In realtà, ci sono almeno due inesattezze nella normale definizione della terza prova: non è un vero e proprio “rischiatutto” a crocette – almeno, non nella maggior parte dei casi – e rappresenta, per gli studenti, forse la prova meno temuta.
Dopo le prime due giornate campali, caratterizzate da veri e propri tour de force nei forni degli istituti superiori di questo inizio estate bollente, con temi consegnati a pomeriggio inoltrato e versioni di latino – o compiti di matematica, per i licei – portate a termine tra fatica e stanchezza, questa volta il dispendio nervoso sarà certamente inferiore.
Normalmente, i volti degli studenti all’uscita dalle scuole superiori, nel giorno della terza prova, sono assai più distesi: un po’ per la minore durata del test, un po’ perché si arriva con l’ansia spremuta dalle prime due giornate, si tratta essenzialmente di uno scoglio in vista del gran finale del colloquio, che segnerà l’atto finale degli studenti nella scuola di secondo grado.
Per la verità, si tratta anche della prova con cui gli studenti hanno maggiore dimestichezza, essendo strutturata in 4 o 5 materie, con possibilità di domande a risposta aperta o, in alternativa, con le temute “crocette”. Una modalità che, durante l’anno, i professori tendono a sperimentare in classe man mano che l’esame si avvicina, per aiutare gli studenti a sintetizzare i concetti e ricavare i nuclei centrali del programma.
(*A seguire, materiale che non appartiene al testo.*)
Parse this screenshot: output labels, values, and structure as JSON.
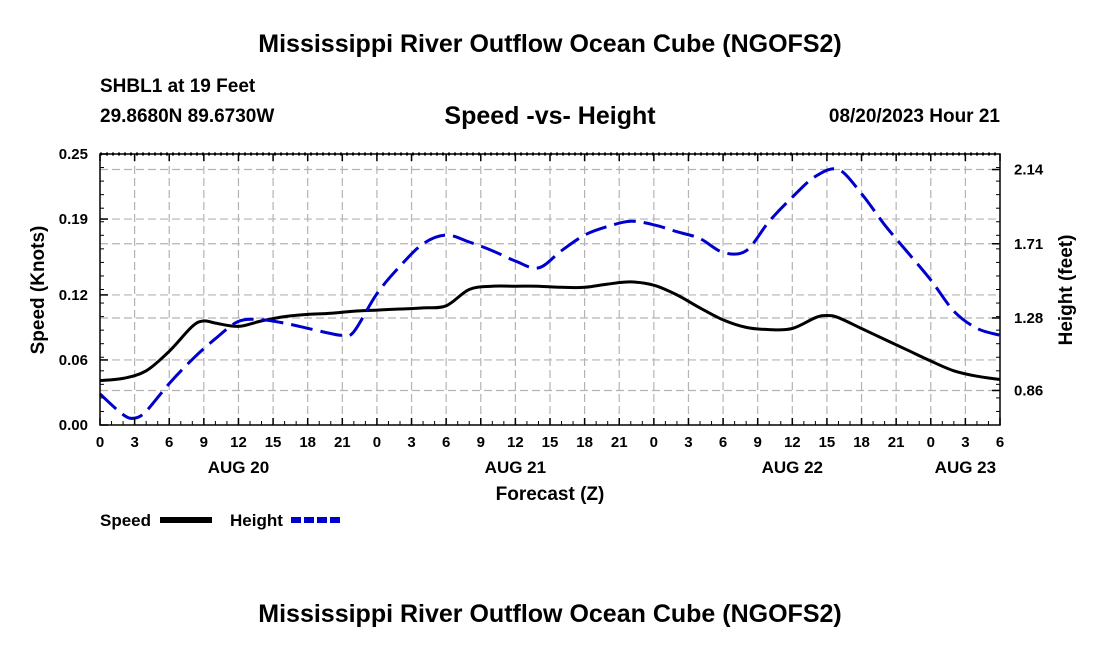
{
  "page": {
    "title_top": "Mississippi River Outflow Ocean Cube (NGOFS2)",
    "title_bottom": "Mississippi River Outflow Ocean Cube (NGOFS2)",
    "station": "SHBL1 at 19 Feet",
    "location": "29.8680N  89.6730W",
    "datetime": "08/20/2023 Hour 21"
  },
  "colors": {
    "speed": "#000000",
    "height": "#0000cc",
    "grid": "#b4b4b4"
  },
  "chart_data": {
    "type": "line",
    "title": "Speed -vs- Height",
    "xlabel": "Forecast (Z)",
    "ylabel": "Speed (Knots)",
    "y2label": "Height (feet)",
    "x_range": [
      0,
      78
    ],
    "ylim": [
      0,
      0.25
    ],
    "y2lim": [
      0.66,
      2.23
    ],
    "x_ticks": [
      0,
      3,
      6,
      9,
      12,
      15,
      18,
      21,
      24,
      27,
      30,
      33,
      36,
      39,
      42,
      45,
      48,
      51,
      54,
      57,
      60,
      63,
      66,
      69,
      72,
      75,
      78
    ],
    "x_tick_labels": [
      "0",
      "3",
      "6",
      "9",
      "12",
      "15",
      "18",
      "21",
      "0",
      "3",
      "6",
      "9",
      "12",
      "15",
      "18",
      "21",
      "0",
      "3",
      "6",
      "9",
      "12",
      "15",
      "18",
      "21",
      "0",
      "3",
      "6"
    ],
    "date_labels": [
      {
        "x": 12,
        "text": "AUG 20"
      },
      {
        "x": 36,
        "text": "AUG 21"
      },
      {
        "x": 60,
        "text": "AUG 22"
      },
      {
        "x": 75,
        "text": "AUG 23"
      }
    ],
    "y_ticks": [
      0.0,
      0.06,
      0.12,
      0.19,
      0.25
    ],
    "y_tick_labels": [
      "0.00",
      "0.06",
      "0.12",
      "0.19",
      "0.25"
    ],
    "y2_ticks": [
      0.86,
      1.28,
      1.71,
      2.14
    ],
    "y2_tick_labels": [
      "0.86",
      "1.28",
      "1.71",
      "2.14"
    ],
    "series": [
      {
        "name": "Speed",
        "axis": "left",
        "style": "solid",
        "x": [
          0,
          2,
          4,
          6,
          8,
          9,
          10,
          12,
          14,
          16,
          18,
          20,
          22,
          24,
          26,
          28,
          30,
          32,
          34,
          36,
          38,
          40,
          42,
          44,
          46,
          48,
          50,
          52,
          54,
          56,
          58,
          60,
          62,
          63,
          64,
          66,
          68,
          70,
          72,
          74,
          76,
          78
        ],
        "y": [
          0.041,
          0.043,
          0.05,
          0.068,
          0.091,
          0.096,
          0.094,
          0.091,
          0.096,
          0.1,
          0.102,
          0.103,
          0.105,
          0.106,
          0.107,
          0.108,
          0.11,
          0.125,
          0.128,
          0.128,
          0.128,
          0.127,
          0.127,
          0.13,
          0.132,
          0.129,
          0.12,
          0.108,
          0.097,
          0.09,
          0.088,
          0.089,
          0.099,
          0.101,
          0.099,
          0.089,
          0.079,
          0.069,
          0.059,
          0.05,
          0.045,
          0.042
        ]
      },
      {
        "name": "Height",
        "axis": "right",
        "style": "dashed",
        "x": [
          0,
          2,
          3,
          4,
          6,
          8,
          10,
          12,
          14,
          16,
          18,
          20,
          21,
          22,
          24,
          26,
          28,
          30,
          32,
          34,
          36,
          38,
          40,
          42,
          44,
          46,
          48,
          50,
          52,
          54,
          56,
          58,
          60,
          62,
          64,
          66,
          68,
          70,
          72,
          74,
          76,
          78
        ],
        "y": [
          0.84,
          0.72,
          0.7,
          0.74,
          0.9,
          1.04,
          1.16,
          1.26,
          1.27,
          1.25,
          1.22,
          1.19,
          1.18,
          1.2,
          1.42,
          1.58,
          1.71,
          1.76,
          1.72,
          1.67,
          1.61,
          1.57,
          1.67,
          1.76,
          1.81,
          1.84,
          1.82,
          1.78,
          1.74,
          1.66,
          1.67,
          1.84,
          1.98,
          2.1,
          2.14,
          2.0,
          1.82,
          1.66,
          1.5,
          1.32,
          1.22,
          1.18
        ]
      }
    ],
    "legend": [
      {
        "label": "Speed",
        "style": "solid"
      },
      {
        "label": "Height",
        "style": "dashed"
      }
    ]
  }
}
Di norma, c’è almeno una lingua straniera nel ventaglio delle materie proposte: comunque sia, i candidati conoscono bene quelle uscite nel “sorteggio” di fine anno scolastico, di modo che hanno tutto il tempo per prepararsi a dovere. Ovviamente, le sorprese per gli studenti più continui nel corso dell’anno saranno minime, mentre, per chi cerca di arrivare al 60 con tutte le proprie forze, un buon voto nella terza prova può essere il trampolino verso l’impresa, da completare, quindi, all’interrogazione.